Sarah Thompson

Personal information
- Born: Sarah Lucy Gentile
- Died: August 23, 2010

Sport
- Country: Canada
- Sport: Athletics, Powerlifting
- Disability: Visual impairment

= Sarah Thompson (athlete) =

Sarah Lucy Thompson (née Gentile; died August 23, 2010) was a Canadian athlete and powerlifter. Throughout her career, Thompson set multiple records in powerlifting and athletics. She was inducted into the Belleville Sports Hall of Fame in 1987 and the Terry Fox Hall of Fame in 2000.

==Early life and education==
Thompson was born in Picton, Ontario.

==Career==
In 1974, Thompson had a stroke that resulted in paralysis and low vision. After she became visually impaired, Thompson started her sports career in 1978. She first became a track and field athlete and participated at the Games for the Physically Disabled. Thompson expanded her sports career to powerlifting in 1984. As a powerlifter, she won ten Canadian powerlifting championships. Thompson was named the Best Athlete of the Year by the Ontario Blind Sports Association in 1987 and won a gold medal at the 1991 World Championship for the Blind.
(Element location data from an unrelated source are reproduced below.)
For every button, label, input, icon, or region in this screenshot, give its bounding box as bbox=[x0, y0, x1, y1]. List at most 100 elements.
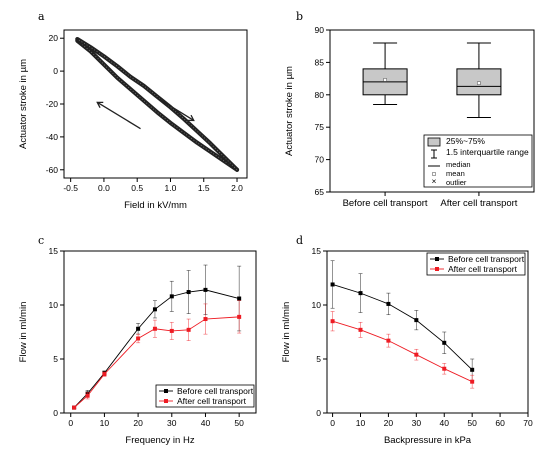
data-point bbox=[85, 393, 90, 398]
legend-marker bbox=[164, 389, 168, 393]
data-point bbox=[152, 307, 157, 312]
panel-d-x-tick-label: 10 bbox=[356, 418, 366, 428]
unloading-arrow-line bbox=[96, 101, 141, 130]
panel-b-legend bbox=[423, 134, 533, 188]
panel-a-x-tick-label: 2.0 bbox=[231, 183, 243, 193]
legend-marker bbox=[435, 267, 439, 271]
panel-d-x-tick-label: 50 bbox=[467, 418, 477, 428]
panel-d-y-axis-label: Flow in ml/min bbox=[281, 302, 292, 363]
data-point bbox=[169, 328, 174, 333]
panel-a-y-tick-label: 20 bbox=[49, 33, 59, 43]
panel-d-y-tick-label: 15 bbox=[312, 246, 322, 256]
panel-a-y-tick-label: -20 bbox=[46, 99, 59, 109]
loading-arrow-line bbox=[153, 95, 195, 121]
panel-a-y-tick-label: -40 bbox=[46, 132, 59, 142]
series-line bbox=[332, 320, 473, 383]
panel-b-category-label: After cell transport bbox=[440, 198, 517, 209]
legend-entry: 1.5 interquartile range bbox=[446, 147, 529, 157]
panel-b-y-tick-label: 65 bbox=[315, 187, 325, 197]
panel-b-y-axis-label: Actuator stroke in µm bbox=[284, 66, 295, 156]
panel-a-y-tick-label: -60 bbox=[46, 165, 59, 175]
legend-entry: After cell transport bbox=[448, 264, 518, 274]
panel-c-x-tick-label: 10 bbox=[100, 418, 110, 428]
panel-b-y-tick-label: 70 bbox=[315, 155, 325, 165]
unloading-arrow-head bbox=[96, 101, 104, 108]
hysteresis-unloading-texture bbox=[77, 38, 238, 171]
panel-c-y-tick-label: 10 bbox=[49, 300, 59, 310]
panel-c-x-tick-label: 0 bbox=[68, 418, 73, 428]
data-point bbox=[237, 314, 242, 319]
data-point bbox=[169, 294, 174, 299]
panel-c-x-tick-label: 40 bbox=[201, 418, 211, 428]
panel-c-y-tick-label: 5 bbox=[53, 354, 58, 364]
legend-entry: mean bbox=[446, 169, 465, 178]
data-point bbox=[186, 327, 191, 332]
legend-entry: Before cell transport bbox=[177, 386, 254, 396]
panel-b-category-label: Before cell transport bbox=[343, 198, 428, 209]
panel-label-b: b bbox=[296, 10, 303, 23]
legend-iqr-swatch bbox=[427, 137, 441, 147]
panel-a-x-tick-label: 0.0 bbox=[98, 183, 110, 193]
data-point bbox=[186, 290, 191, 295]
panel-c-y-axis-label: Flow in ml/min bbox=[18, 302, 29, 363]
panel-d-y-tick-label: 10 bbox=[312, 300, 322, 310]
legend-whisker-swatch bbox=[431, 149, 437, 159]
panel-a-x-tick-label: 1.0 bbox=[165, 183, 177, 193]
legend-entry: 25%~75% bbox=[446, 136, 485, 146]
legend-entry: Before cell transport bbox=[448, 254, 525, 264]
data-point bbox=[136, 326, 141, 331]
panel-b-y-tick-label: 85 bbox=[315, 57, 325, 67]
panel-d-x-tick-label: 60 bbox=[495, 418, 505, 428]
panel-d-x-tick-label: 20 bbox=[384, 418, 394, 428]
data-point bbox=[237, 296, 242, 301]
panel-d-x-tick-label: 0 bbox=[330, 418, 335, 428]
box-mean-marker bbox=[477, 81, 481, 85]
legend-mean-swatch bbox=[432, 172, 436, 176]
panel-c-y-tick-label: 15 bbox=[49, 246, 59, 256]
panel-d-y-tick-label: 0 bbox=[316, 408, 321, 418]
panel-label-d: d bbox=[296, 234, 303, 247]
panel-label-a: a bbox=[38, 10, 45, 23]
legend-entry: After cell transport bbox=[177, 396, 247, 406]
data-point bbox=[386, 301, 391, 306]
panel-label-c: c bbox=[38, 234, 44, 247]
loading-arrow-head bbox=[187, 114, 195, 122]
panel-d-x-axis-label: Backpressure in kPa bbox=[384, 435, 472, 446]
panel-a-x-axis-label: Field in kV/mm bbox=[124, 200, 187, 211]
panel-c-x-tick-label: 20 bbox=[133, 418, 143, 428]
panel-a-x-tick-label: 1.5 bbox=[198, 183, 210, 193]
data-point bbox=[386, 338, 391, 343]
data-point bbox=[152, 326, 157, 331]
hysteresis-loading-band bbox=[75, 38, 240, 172]
panel-c-x-tick-label: 50 bbox=[234, 418, 244, 428]
panel-d-x-tick-label: 70 bbox=[523, 418, 533, 428]
series-line bbox=[332, 284, 473, 371]
data-point bbox=[72, 405, 77, 410]
data-point bbox=[414, 318, 419, 323]
panel-b-y-tick-label: 75 bbox=[315, 122, 325, 132]
legend-marker bbox=[435, 257, 439, 261]
panel-b-y-tick-label: 80 bbox=[315, 90, 325, 100]
data-point bbox=[102, 372, 107, 377]
data-point bbox=[330, 319, 335, 324]
legend-entry: outlier bbox=[446, 178, 467, 187]
data-point bbox=[358, 327, 363, 332]
panel-a-x-tick-label: -0.5 bbox=[63, 183, 78, 193]
panel-d-y-tick-label: 5 bbox=[316, 354, 321, 364]
panel-c-y-tick-label: 0 bbox=[53, 408, 58, 418]
panel-b-plot-frame bbox=[329, 29, 535, 193]
panel-d-x-tick-label: 30 bbox=[412, 418, 422, 428]
panel-d-plot-frame bbox=[326, 250, 529, 414]
data-point bbox=[330, 282, 335, 287]
data-point bbox=[442, 366, 447, 371]
data-point bbox=[203, 287, 208, 292]
panel-a-y-axis-label: Actuator stroke in µm bbox=[18, 59, 29, 149]
legend-entry: median bbox=[446, 160, 471, 169]
panel-c-plot-frame bbox=[63, 250, 257, 414]
panel-d-x-tick-label: 40 bbox=[440, 418, 450, 428]
panel-c-x-axis-label: Frequency in Hz bbox=[125, 435, 194, 446]
data-point bbox=[414, 352, 419, 357]
data-point bbox=[470, 379, 475, 384]
data-point bbox=[442, 340, 447, 345]
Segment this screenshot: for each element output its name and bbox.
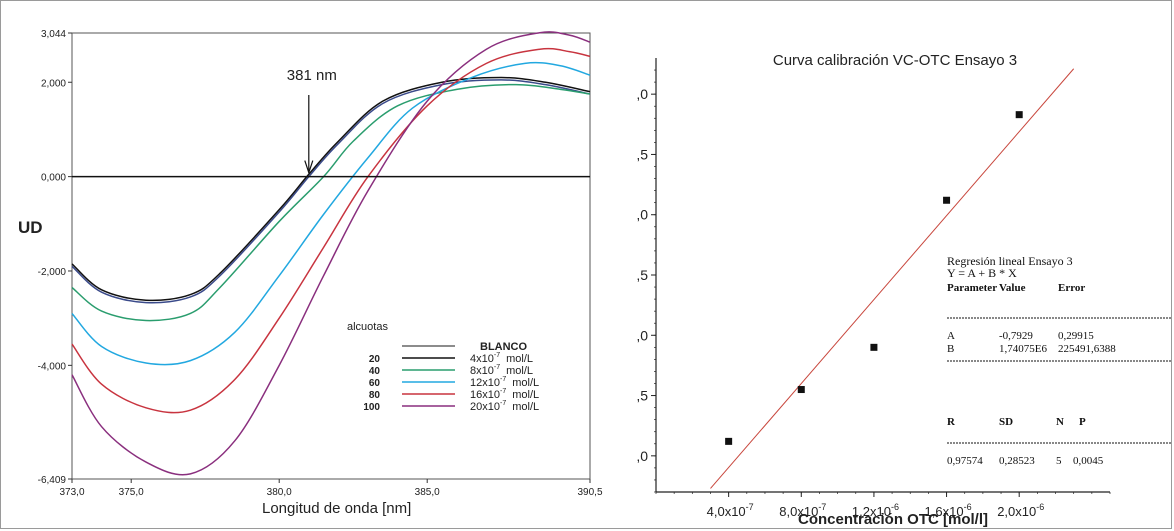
y-tick-label: -6,409 (38, 475, 67, 486)
legend: alcuotas BLANCO 20 4x10-7 mol/L 40 8x10-7 mol/L… (347, 321, 539, 413)
regression-header-cell: Value (999, 282, 1026, 294)
regression-header-cell: Error (1058, 282, 1085, 294)
annotation-label: 381 nm (287, 67, 337, 84)
data-point (1015, 111, 1023, 119)
cal-y-tick-label: ,0 (636, 448, 648, 464)
y-tick-label: 2,000 (41, 78, 66, 89)
cal-x-tick-label: 4,0x10-7 (707, 502, 754, 519)
cal-y-tick-label: ,0 (636, 207, 648, 223)
data-point (725, 437, 733, 445)
legend-qty: 80 (369, 390, 381, 401)
cal-y-tick-label: ,0 (636, 86, 648, 102)
regression-cell: 225491,6388 (1058, 343, 1116, 355)
regression-stats-value: 0,97574 (947, 455, 983, 467)
spectra-chart: 3,044 2,000 0,000 -2,000 -4,000 -6,409 373,0 3… (18, 29, 603, 517)
x-tick-label: 380,0 (267, 487, 292, 498)
data-point (870, 343, 878, 351)
regression-cell: B (947, 343, 954, 355)
regression-header-cell: Parameter (947, 282, 997, 294)
legend-qty: 60 (369, 378, 381, 389)
y-axis-label: UD (18, 218, 43, 237)
regression-stats-header: SD (999, 416, 1013, 428)
spectrum-series-line (71, 31, 591, 476)
y-tick-label: 0,000 (41, 173, 66, 184)
cal-x-tick-label: 1,2x10-6 (852, 502, 899, 519)
cal-y-tick-label: ,5 (636, 267, 648, 283)
y-tick-label: 3,044 (41, 29, 66, 40)
regression-box: Regresión lineal Ensayo 3Y = A + B * X Pa… (947, 254, 1172, 467)
wavelength-annotation: 381 nm (287, 67, 337, 175)
legend-label: 4x10-7 mol/L (470, 352, 533, 365)
calibration-title: Curva calibración VC-OTC Ensayo 3 (773, 52, 1017, 69)
calibration-chart: Curva calibración VC-OTC Ensayo 3 ,0 ,5 ,0… (636, 52, 1172, 528)
legend-label: 20x10-7 mol/L (470, 400, 539, 413)
x-tick-label: 373,0 (59, 487, 84, 498)
regression-stats-header: P (1079, 416, 1086, 428)
cal-x-tick-label: 2,0x10-6 (997, 502, 1044, 519)
annotation-arrow-head (304, 160, 314, 175)
data-point (797, 386, 805, 394)
cal-x-tick-label: 1,6x10-6 (925, 502, 972, 519)
x-axis-label: Longitud de onda [nm] (262, 500, 411, 517)
legend-label: BLANCO (480, 341, 527, 353)
regression-cell: 1,74075E6 (999, 343, 1047, 355)
regression-cell: A (947, 330, 955, 342)
regression-stats-value: 0,0045 (1073, 455, 1104, 467)
legend-title: alcuotas (347, 321, 388, 333)
legend-label: 12x10-7 mol/L (470, 376, 539, 389)
x-tick-label: 375,0 (119, 487, 144, 498)
cal-y-tick-label: ,0 (636, 327, 648, 343)
cal-y-tick-label: ,5 (636, 146, 648, 162)
regression-line (710, 68, 1075, 489)
calibration-x-axis-label: Concentración OTC [mol/l] (798, 511, 988, 528)
regression-stats-header: N (1056, 416, 1064, 428)
regression-cell: -0,7929 (999, 330, 1033, 342)
cal-y-tick-label: ,5 (636, 388, 648, 404)
regression-equation: Y = A + B * X (947, 266, 1017, 280)
legend-qty: 20 (369, 354, 381, 365)
legend-label: 8x10-7 mol/L (470, 364, 533, 377)
regression-title: Regresión lineal Ensayo 3 (947, 254, 1073, 268)
y-tick-label: -4,000 (38, 361, 67, 372)
spectrum-series-line (71, 47, 591, 414)
cal-x-tick-label: 8,0x10-7 (779, 502, 826, 519)
legend-label: 16x10-7 mol/L (470, 388, 539, 401)
legend-qty: 100 (363, 402, 380, 413)
legend-qty: 40 (369, 366, 381, 377)
regression-cell: 0,29915 (1058, 330, 1094, 342)
data-point (943, 196, 951, 204)
regression-stats-value: 0,28523 (999, 455, 1035, 467)
x-tick-label: 390,5 (577, 487, 602, 498)
spectrum-series-line (71, 61, 591, 366)
spectra-plot-area (71, 32, 591, 480)
x-tick-label: 385,0 (415, 487, 440, 498)
regression-stats-header: R (947, 416, 956, 428)
y-tick-label: -2,000 (38, 267, 67, 278)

Throughout her career, Thompson set Canadian and world records in both athletics and powerlifting for blind sports. In 1982, she set multiple Canadian records in athletics including the 100 m dash, shot put and long jump. Alternatively, Thompson broke various powerlifting world records in the deadlift and bench press.

==Awards and honours==
In 1987, Thompson was inducted into the Belleville Sports Hall of Fame and later named to the Terry Fox Hall of Fame in 2000. Medals that Thompson were awarded include a legacy award for the International Year of Older Persons and the 125th Anniversary of the Confederation of Canada Medal.

==Personal life==
Thompson married in 1949 and had two kids.

==Death==
On August 23, 2010, Thompson died at Belleville General Hospital.